Dans le seul cadre scolaire, les sujets à prendre en compte sont très divers : troubles des apprentissages, phobies scolaires, phénomènes de harcèlement, radicalisation ou encore violences psychologiques par l'intermédiaire des nouveaux moyens de communication. Les dernières enquêtes disponibles font apparaître qu'en France les élèves souffrent davantage qu'à l'étranger de plaintes somatiques et anxio-dépressives 12 ( * ) .

Comme l'indique le rapport du Pr Marie-Rose Moro et de M. Jean-Louis Brison : « certains de ces besoins, apparemment nouveaux, peuvent correspondre à des phénomènes anciens. Ils ont prospéré longtemps dans l'espace scolaire sans poser de réels problèmes et surtout sans que l'on pense, un seul instant, qu'ils pouvaient être des causes ou des conséquences de mal-être intenses ».

La hausse des demandes adressées à la pédopsychiatrie n'est pas nécessairement liée à une hausse de la prévalence des maladies. Les motifs de l'augmentation de ces sollicitations semblent multiples.
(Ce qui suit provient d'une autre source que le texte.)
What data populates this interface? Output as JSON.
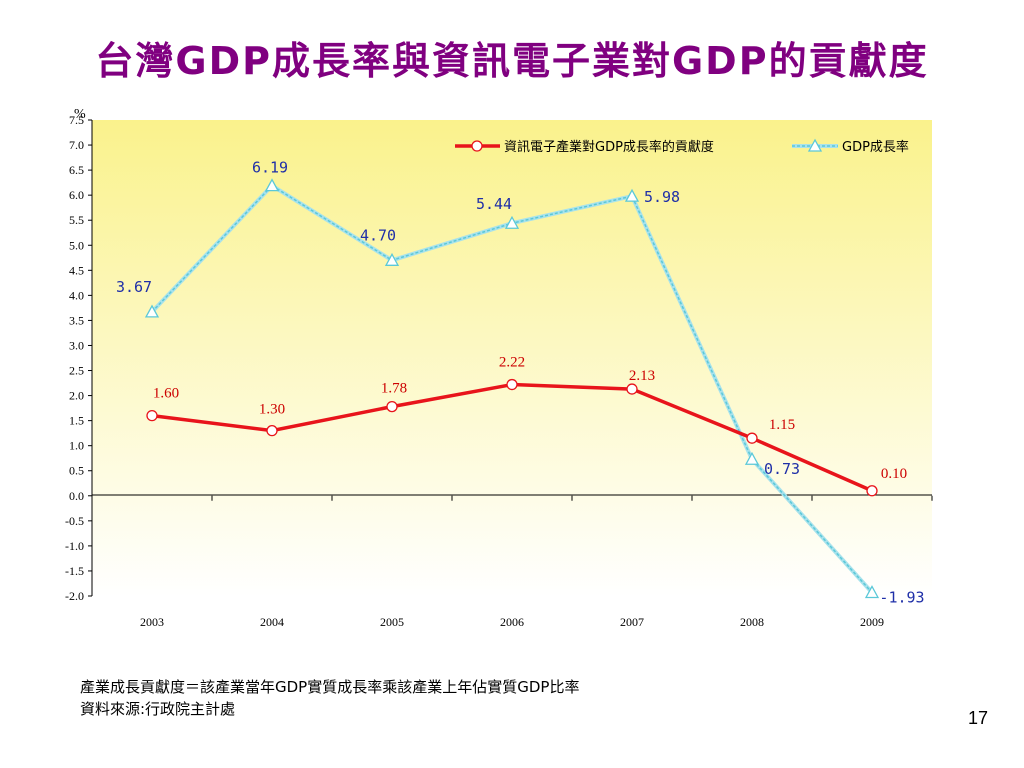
{
  "slide": {
    "title": "台灣GDP成長率與資訊電子業對GDP的貢獻度",
    "note_1": "產業成長貢獻度＝該產業當年GDP實質成長率乘該產業上年佔實質GDP比率",
    "note_2": "資料來源:行政院主計處",
    "page_number": "17"
  },
  "chart_data": {
    "type": "line",
    "title": "",
    "xlabel": "",
    "ylabel": "%",
    "categories": [
      "2003",
      "2004",
      "2005",
      "2006",
      "2007",
      "2008",
      "2009"
    ],
    "y_ticks": [
      "7.5",
      "7.0",
      "6.5",
      "6.0",
      "5.5",
      "5.0",
      "4.5",
      "4.0",
      "3.5",
      "3.0",
      "2.5",
      "2.0",
      "1.5",
      "1.0",
      "0.5",
      "0.0",
      "-0.5",
      "-1.0",
      "-1.5",
      "-2.0"
    ],
    "ylim": [
      -2.0,
      7.5
    ],
    "grid": false,
    "legend_position": "top-right",
    "series": [
      {
        "name": "資訊電子產業對GDP成長率的貢獻度",
        "color": "#e8141b",
        "marker": "circle",
        "values": [
          1.6,
          1.3,
          1.78,
          2.22,
          2.13,
          1.15,
          0.1
        ],
        "labels": [
          "1.60",
          "1.30",
          "1.78",
          "2.22",
          "2.13",
          "1.15",
          "0.10"
        ]
      },
      {
        "name": "GDP成長率",
        "color": "#5bc8d8",
        "marker": "triangle",
        "values": [
          3.67,
          6.19,
          4.7,
          5.44,
          5.98,
          0.73,
          -1.93
        ],
        "labels": [
          "3.67",
          "6.19",
          "4.70",
          "5.44",
          "5.98",
          "0.73",
          "-1.93"
        ]
      }
    ]
  }
}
La mission d'information n'a cependant pas eu connaissance de travaux permettant d'acquérir une vision plus fine et étayée des causes de ce phénomène.


* 9 Contribution adressée à la mission d'information.

* 10 Audition du mardi 17 janvier 2017.

* 11 Audition du mardi 10 janvier 2017.

* 12 Rapport de la mission « Bien-être et santé des jeunes », novembre 2016.